Ni intelligente, ni créative, l’IA n’en reste pas moins un outil très puissant qui prend une place croissante dans nos vies. Il est urgent de comprendre les forces et les faiblesses de ces technologies. Par Philippe Boyer, directeur relations institutionnelles et innovation à Covivio. dans La Tribune
Les professeurs qui corrigeront des épreuves de philosophie qui se sont déroulées en début de semaine devraient se lancer un pari : estimer le nombre de fois où les termes « IA générative », « Chat GPT » et autres acronymes à consonnances technologiques (GenAI…) seront présents dans les copies des élèves de la filière générale qui auront choisi le sujet : « Notre avenir dépend-il de la technique ? ». Aux côtés de développements savants sur le fait que la technique nous a donné l’espoir de pouvoir mieux contrôler l’avenir (thèse), tout en insistant sur le fait que cette même technique menace par ailleurs d’échapper à notre contrôle (antithèse), on pourrait imaginer que la synthèse porte sur le fait de savoir si nous pouvons encore décider de ce qui sera développé demain…
Vaste sujet qui nécessite, pour y répondre, d’avoir les idées claires sur ces technologies et en particulier sur les IA génératives qui envahissent les discours. Là n’est pas le plus facile car entre propos apocalyptiques des uns et approximations des autres, fleurissent d’innombrables idées fausses, contrevérités et autres mensonges qui ne font que brouiller les cartes. Pour se recentrer, rien de vaut le regard précis et affuté d’un incontestable et légitime spécialiste du sujet, en l’occurrence celui d’un scientifique et ingénieur, inventeur de l’assistant vocal SIRI, excusez du peu… Dans « IA génératives, pas créatives », Luc Julia fait œuvre de salut public. Sa thèse ? Ni plus ni moins que de déconstruire les idées reçues les plus répandues, à commencer par celle selon laquelle les IA génératives seraient créatives.

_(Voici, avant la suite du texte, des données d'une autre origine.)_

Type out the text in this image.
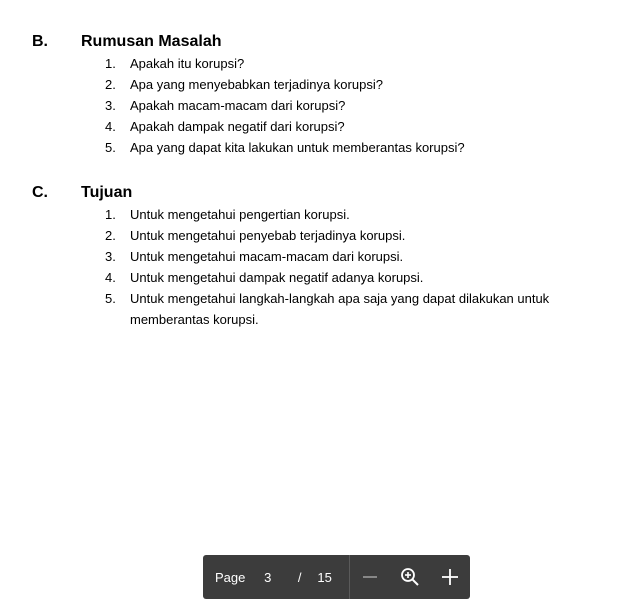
B.	Rumusan Masalah
1.	Apakah itu korupsi?
2.	Apa yang menyebabkan terjadinya korupsi?
3.	Apakah macam-macam dari korupsi?
4.	Apakah dampak negatif dari korupsi?
5.	Apa yang dapat kita lakukan untuk memberantas korupsi?
C.	Tujuan
1.	Untuk mengetahui pengertian korupsi.
2.	Untuk mengetahui penyebab terjadinya korupsi.
3.	Untuk mengetahui macam-macam dari korupsi.
4.	Untuk mengetahui dampak negatif adanya korupsi.
5.	Untuk mengetahui langkah-langkah apa saja yang dapat dilakukan untuk memberantas korupsi.
Page	3	/	15
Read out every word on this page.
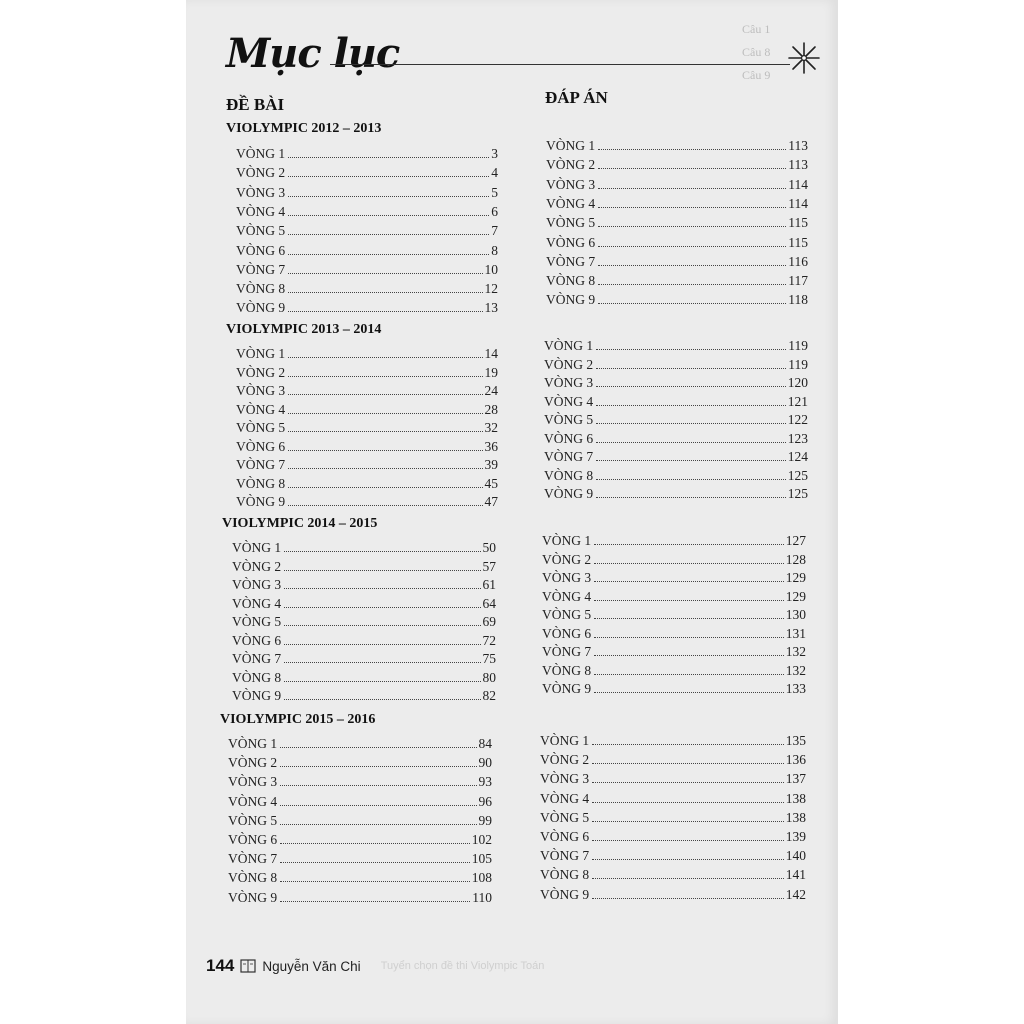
Câu 1
Câu 8
Câu 9
Mục lục
ĐỀ BÀI	ĐÁP ÁN
VIOLYMPIC 2012 – 2013
VÒNG 1	3
VÒNG 2	4
VÒNG 3	5
VÒNG 4	6
VÒNG 5	7
VÒNG 6	8
VÒNG 7	10
VÒNG 8	12
VÒNG 9	13
VÒNG 1	113
VÒNG 2	113
VÒNG 3	114
VÒNG 4	114
VÒNG 5	115
VÒNG 6	115
VÒNG 7	116
VÒNG 8	117
VÒNG 9	118
VIOLYMPIC 2013 – 2014
VÒNG 1	14
VÒNG 2	19
VÒNG 3	24
VÒNG 4	28
VÒNG 5	32
VÒNG 6	36
VÒNG 7	39
VÒNG 8	45
VÒNG 9	47
VÒNG 1	119
VÒNG 2	119
VÒNG 3	120
VÒNG 4	121
VÒNG 5	122
VÒNG 6	123
VÒNG 7	124
VÒNG 8	125
VÒNG 9	125
VIOLYMPIC 2014 – 2015
VÒNG 1	50
VÒNG 2	57
VÒNG 3	61
VÒNG 4	64
VÒNG 5	69
VÒNG 6	72
VÒNG 7	75
VÒNG 8	80
VÒNG 9	82
VÒNG 1	127
VÒNG 2	128
VÒNG 3	129
VÒNG 4	129
VÒNG 5	130
VÒNG 6	131
VÒNG 7	132
VÒNG 8	132
VÒNG 9	133
VIOLYMPIC 2015 – 2016
VÒNG 1	84
VÒNG 2	90
VÒNG 3	93
VÒNG 4	96
VÒNG 5	99
VÒNG 6	102
VÒNG 7	105
VÒNG 8	108
VÒNG 9	110
VÒNG 1	135
VÒNG 2	136
VÒNG 3	137
VÒNG 4	138
VÒNG 5	138
VÒNG 6	139
VÒNG 7	140
VÒNG 8	141
VÒNG 9	142
144 Nguyễn Văn Chi Tuyển chọn đề thi Violympic Toán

Dès l’avant-propos, l’auteur n’y va pas par quatre chemins : « l’intelligence artificielle n’existe pas !» Sa formule est ensuite nuancée en rappelant trois choses : la première c’est que le terme « intelligence » draine de nombreux fantasmes anthropomorphiques en faisant croire que ces systèmes penseraient comme des humains. Nous en sommes loin. La deuxième, c’est qu’en anglais, le terme « intelligence » présente plusieurs significations dont la notion « d’information », celle par exemple que l’on retrouve dans l’acronyme de l’agence étatsunienne « CIA ». Vu sous cet angle, dire qu’une technologie est « intelligente » signifie qu’elle sait certes mieux qu’un humain organiser de l’information – l’IA ne remplace pas l’humain, mais l’augmente – mais certainement pas de réfléchir comme peuvent le faire les humains, et encore moins être créatif. Et Luc Julia d’enfoncer le clou : « Quand les savants réunis à Dartmouth aux Etats-Unis en 1956 ont choisi le terme IA, ils pensaient à information mais, malgré eux, le public a retenu le sens smartness et les fantasmes ont commencé. » Enfin, et c’est le troisième aspect, il n’existe pas une seule mais plusieurs intelligences artificielles. Dès les premiers chapitres, le cadre est posé : Luc Julia assume et revendique ce rôle d’iconoclaste : au sens étymologique, il est ce briseur de miroirs.
Mythes à déconstruire
Parmi les milles morceaux de ce miroir, sept d’entre eux sont méthodiquement décortiqués par l’auteur, à commencer par le mythe (tenace) que ces machines seraient « créatives ». La réponse est cinglante : une IA n’est en rien créative et cela pour au moins 2 raisons : d’abord, car elle ne fait que «moyenner » des données qu’elle extraie de modèles et qu’ensuite, elle ne peut rien faire sans que nous, les humains, lui fournissions des instructions (prompt). Deuxième mythe : l’IA « comprendrait », voire saurait « raisonner ». Là encore, et par tentation anthropomorphique, nous nous plaisons à croire que la machine serait presque notre égal lorsqu’il s’agit de répondre à des problématiques complexes. Mais « réaliser des tâches complexes » n’a rien à voir avec le fait d’être « intelligent ». L’IA n’est pas « intelligente » car elle ne sait pas s’adapter. On se fait berner car on associe langage à intelligence humaine. Certes, l’IA « nous parle » via notre langage comme vecteur mais dans les faits, elle ne comprend rien à ce qu’elle « dit ».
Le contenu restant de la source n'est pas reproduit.